Appendix N — Appendix: Wold’s theorem

Appendix

This appendix explains Wold’s theorem, which provides a representation of stationary time series.
Probability and Statistics
Author

Oren Bochman

Keywords

Wold’s theorem, stationary time series, ARMA representation, causal representation, orthogonal innovations, linear algebra

N.1 Wold’s theorem - (extra curricular) circa 1939

Whenever we talk about innovation in the TS course we are alluding to Wold’s theorem, which is a fundamental result in time series analysis that provides a representation of stationary time series as a sum of deterministic and stochastic components.

I researched this appendix to understand the Moving Average (MA) representation of the AR(p) process, which is a key result in this course. I think that this short appendix help provide a historical perspective on the development of time series analysis and helps other students put this and some other more esoteric concepts within a historical rather than seeing them in a purely mathematical context.

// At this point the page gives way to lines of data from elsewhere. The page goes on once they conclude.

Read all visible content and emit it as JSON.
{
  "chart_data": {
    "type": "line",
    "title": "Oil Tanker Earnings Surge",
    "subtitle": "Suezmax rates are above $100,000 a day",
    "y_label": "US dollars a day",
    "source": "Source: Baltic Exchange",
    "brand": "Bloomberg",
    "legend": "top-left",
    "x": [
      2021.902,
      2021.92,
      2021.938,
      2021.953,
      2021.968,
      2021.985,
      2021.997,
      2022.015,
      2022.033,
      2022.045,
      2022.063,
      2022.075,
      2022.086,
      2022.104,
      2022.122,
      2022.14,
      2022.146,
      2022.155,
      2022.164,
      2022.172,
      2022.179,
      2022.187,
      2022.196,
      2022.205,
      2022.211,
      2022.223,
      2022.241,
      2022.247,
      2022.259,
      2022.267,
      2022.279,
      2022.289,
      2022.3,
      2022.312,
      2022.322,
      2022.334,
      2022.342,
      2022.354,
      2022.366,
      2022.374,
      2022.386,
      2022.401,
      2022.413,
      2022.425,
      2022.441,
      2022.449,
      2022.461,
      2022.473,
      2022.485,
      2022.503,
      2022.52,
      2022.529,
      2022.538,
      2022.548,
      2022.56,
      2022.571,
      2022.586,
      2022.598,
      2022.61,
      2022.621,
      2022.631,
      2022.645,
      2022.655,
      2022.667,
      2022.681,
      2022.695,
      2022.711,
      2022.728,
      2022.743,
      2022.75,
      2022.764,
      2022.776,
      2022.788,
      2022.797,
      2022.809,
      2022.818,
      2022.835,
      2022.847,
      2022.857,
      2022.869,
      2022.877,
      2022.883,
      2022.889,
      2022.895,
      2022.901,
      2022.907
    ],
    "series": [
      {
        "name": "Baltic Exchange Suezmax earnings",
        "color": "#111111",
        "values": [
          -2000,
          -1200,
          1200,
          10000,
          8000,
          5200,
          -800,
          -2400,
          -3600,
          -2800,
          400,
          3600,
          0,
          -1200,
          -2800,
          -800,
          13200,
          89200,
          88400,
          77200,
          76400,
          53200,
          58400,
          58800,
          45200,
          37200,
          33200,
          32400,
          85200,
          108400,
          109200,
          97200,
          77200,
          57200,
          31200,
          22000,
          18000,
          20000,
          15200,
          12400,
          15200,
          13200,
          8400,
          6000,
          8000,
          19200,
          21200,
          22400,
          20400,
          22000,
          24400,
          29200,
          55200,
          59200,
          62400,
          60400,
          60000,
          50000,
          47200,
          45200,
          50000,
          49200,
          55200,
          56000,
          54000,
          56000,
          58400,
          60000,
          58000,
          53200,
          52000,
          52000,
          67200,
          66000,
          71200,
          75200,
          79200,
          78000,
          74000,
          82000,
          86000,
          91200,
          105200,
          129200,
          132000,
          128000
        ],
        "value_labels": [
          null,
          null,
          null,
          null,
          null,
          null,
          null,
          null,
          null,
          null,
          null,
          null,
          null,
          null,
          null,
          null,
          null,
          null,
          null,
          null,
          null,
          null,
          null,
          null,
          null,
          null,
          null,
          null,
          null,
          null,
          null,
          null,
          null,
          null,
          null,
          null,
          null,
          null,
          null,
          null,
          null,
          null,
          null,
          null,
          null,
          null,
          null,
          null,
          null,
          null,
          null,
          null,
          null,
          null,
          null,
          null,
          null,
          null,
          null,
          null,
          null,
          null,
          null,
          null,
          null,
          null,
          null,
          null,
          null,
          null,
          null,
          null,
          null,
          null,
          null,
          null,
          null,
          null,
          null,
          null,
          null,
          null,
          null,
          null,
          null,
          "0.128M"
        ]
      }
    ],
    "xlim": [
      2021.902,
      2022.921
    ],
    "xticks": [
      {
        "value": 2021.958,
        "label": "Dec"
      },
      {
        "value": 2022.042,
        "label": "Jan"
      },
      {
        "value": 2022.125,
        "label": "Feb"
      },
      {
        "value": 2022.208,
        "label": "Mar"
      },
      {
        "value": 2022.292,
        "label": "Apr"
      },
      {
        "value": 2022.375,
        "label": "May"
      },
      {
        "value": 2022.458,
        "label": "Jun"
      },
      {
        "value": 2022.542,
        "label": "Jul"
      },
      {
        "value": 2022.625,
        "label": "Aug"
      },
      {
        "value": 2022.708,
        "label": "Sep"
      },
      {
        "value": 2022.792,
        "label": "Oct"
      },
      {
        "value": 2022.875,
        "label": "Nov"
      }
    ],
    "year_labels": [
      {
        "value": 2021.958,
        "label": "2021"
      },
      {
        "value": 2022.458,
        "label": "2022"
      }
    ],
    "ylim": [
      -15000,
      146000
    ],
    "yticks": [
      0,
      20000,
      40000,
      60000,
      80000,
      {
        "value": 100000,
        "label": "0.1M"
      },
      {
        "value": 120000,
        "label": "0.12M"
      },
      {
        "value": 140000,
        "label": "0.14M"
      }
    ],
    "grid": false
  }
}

I found that this approach helped me to understand and remember many results in a number of fields like geometry Ostermann and Wanner (2012), analysis Hairer and Wanner (2008), Ebbinghaus and Ewing (1991), complex analysis Remmert and Burckel (2012) integration Bressoud (2008) and algebra Golan (2012)

In the 1920s George Udny Yule and Soviet economists Eugen Slutsky were researching time series and they came up with two different ways to represent a time series.

  • Yule’s researches led to the notion of the autoregressive scheme. \begin{aligned} Y_{t} & = \sum _{j=1}^{p} \phi _{j} Y_{t-j} + u_{t} \end{aligned} \tag{N.1}

  • Slutsky’s researches led to the notion of a moving average scheme. \begin{aligned} Y_{t} & =\sum _{j=0}^{q} \theta _{j} u_{t-j} \end{aligned} \tag{N.2}

we can use the two schemes together and get the ARMA(p,q) model:

\begin{aligned} Y_{t} & = \sum _{j=1}^{p} \phi _{j} Y_{t-j} + u_{t} + \sum _{j=0}^{q} \theta _{j} u_{t-j} \end{aligned} \tag{N.3}

where:

The following is due in part to Wikipedia contributors (2025)

Wold’s decomposition AKA called the Wold representation theorem states that:

Every covariance-stationary time series Y_{t} can be written as the sum of two time series, one deterministic and one stochastic.

Formally:

\begin{aligned} Y_{t} & =\sum _{j=0}^{\infty } \underbrace{b_{j}\varepsilon _{t-j}}_{\text{stochastic}} + \underbrace{\eta _{t}}_{\text{deterministic}} \\ &= \sum _{j=0}^{\infty } b_{j}\varepsilon _{t-j} + \phi_{j} y_{t-j} \end{aligned}

where:

  • {Y_{t}} is the time series being considered,
  • {\varepsilon _{t}} is an white noise sequence called innovation process that acts as an input to the linear filter {\{b_{j}\}}.
  • {b} is the possibly infinite vector of moving average weights (coefficients or parameters)
  • {\eta _{t}} is a “deterministic” time series, in the sense that it is completely determined as a linear combination of its past values It may include “deterministic terms” like sine/cosine waves of {t}, but it is a stochastic process and it is also covariance-stationary, it cannot be an arbitrary deterministic process that violates stationarity.

The moving average coefficients have these properties:

  1. Stable, that is, square summable \sum _{j=1}^{\infty } \mid b_{j}|^{2} < \infty
  2. Causal (i.e. there are no terms with j < 0)
  3. Minimum delay
  4. Constant (b_j independent of t)
  5. It is conventional to define b_0=1

Any stationary process has this seemingly special representation. Not only is the existence of such a simple linear and exact representation remarkable, but even more so is the special nature of the moving average model.

This result is used without stating its name in the course when we are show the AR(p) representation in terms of moving averages.